As for using raidz1,no more sata ports or space for 3.5 inch drives in the machine.
It has/will have entertainment data.
So Games that can be downloaded again, so just 1 external HD backup.
Media to stream - backup up on multiple drives.

I have managed to get it working and able to use a 16GB intel optane as deduplication. This is on the old testing machine using truenas.
It can be very resource intensive is not configured properly.
So I had to create the zvol(s) in the command line, with 1MB block sizes. The option is 128k max in the gui, even though zfs allows 1MB.
I use gaming for windows, so when connecting to the ISCSI & format it, choose 1MB block sizes.
It would be wasteful of space if using just many small files, but games are generally not like that.

My main server has a windows 10 low spec virtual machine. Its only job is to update games. That will be connected to one of the ISCSI shares.
The server also has a lancache server installed, described in this site: https://lancache.net/. It is on an ubuntu server virtual machine.
Games on the low spec virtual machine update overnight typically.
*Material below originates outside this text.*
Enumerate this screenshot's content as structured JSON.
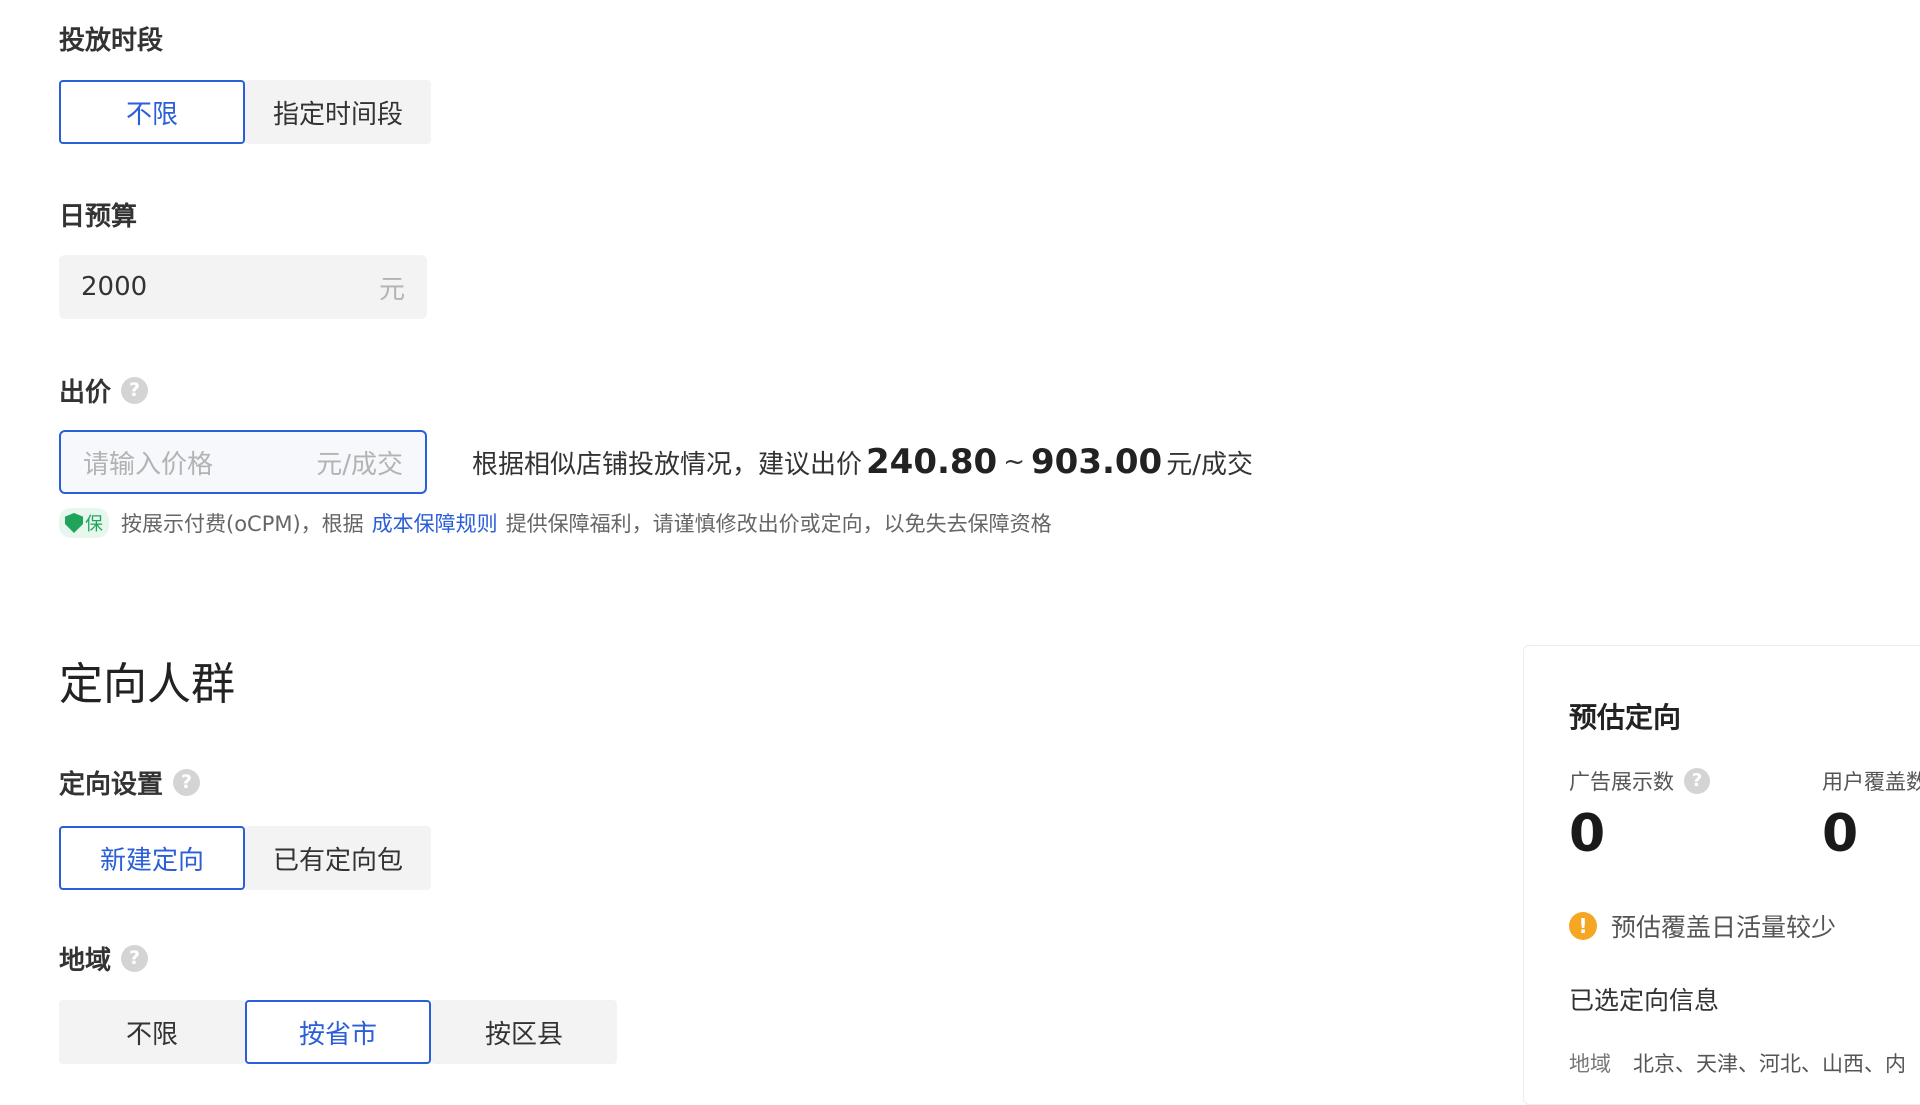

As for the windows gaming machine, I have been using primocache for years. It software to do block storage caching at https://www.romexsoftware.com/en-us/primo-cache/. I had to pay the $30 fee about 6 years ago, but it is useful. Typically it is used for maybe using an SSD to speed up a hard drive. For me, use nvme storage to speed up the second ISCSI drive.

So when I turn on my gaming machine:
Steam starts, updates games as expected. Game download speed typically far faster than internet speed due the lancache server.
Game updates & frequently played games will be likely be in the NVMe cache.
Also writes to the ISCSI drive will be fairly fast, as little actual writes to disk needed on the server due to deduplication.

The 2.5Gb network may be a bottleneck, but will wait and see. maybe look into getting a couple of 10Gb cards for a direct connection at some point.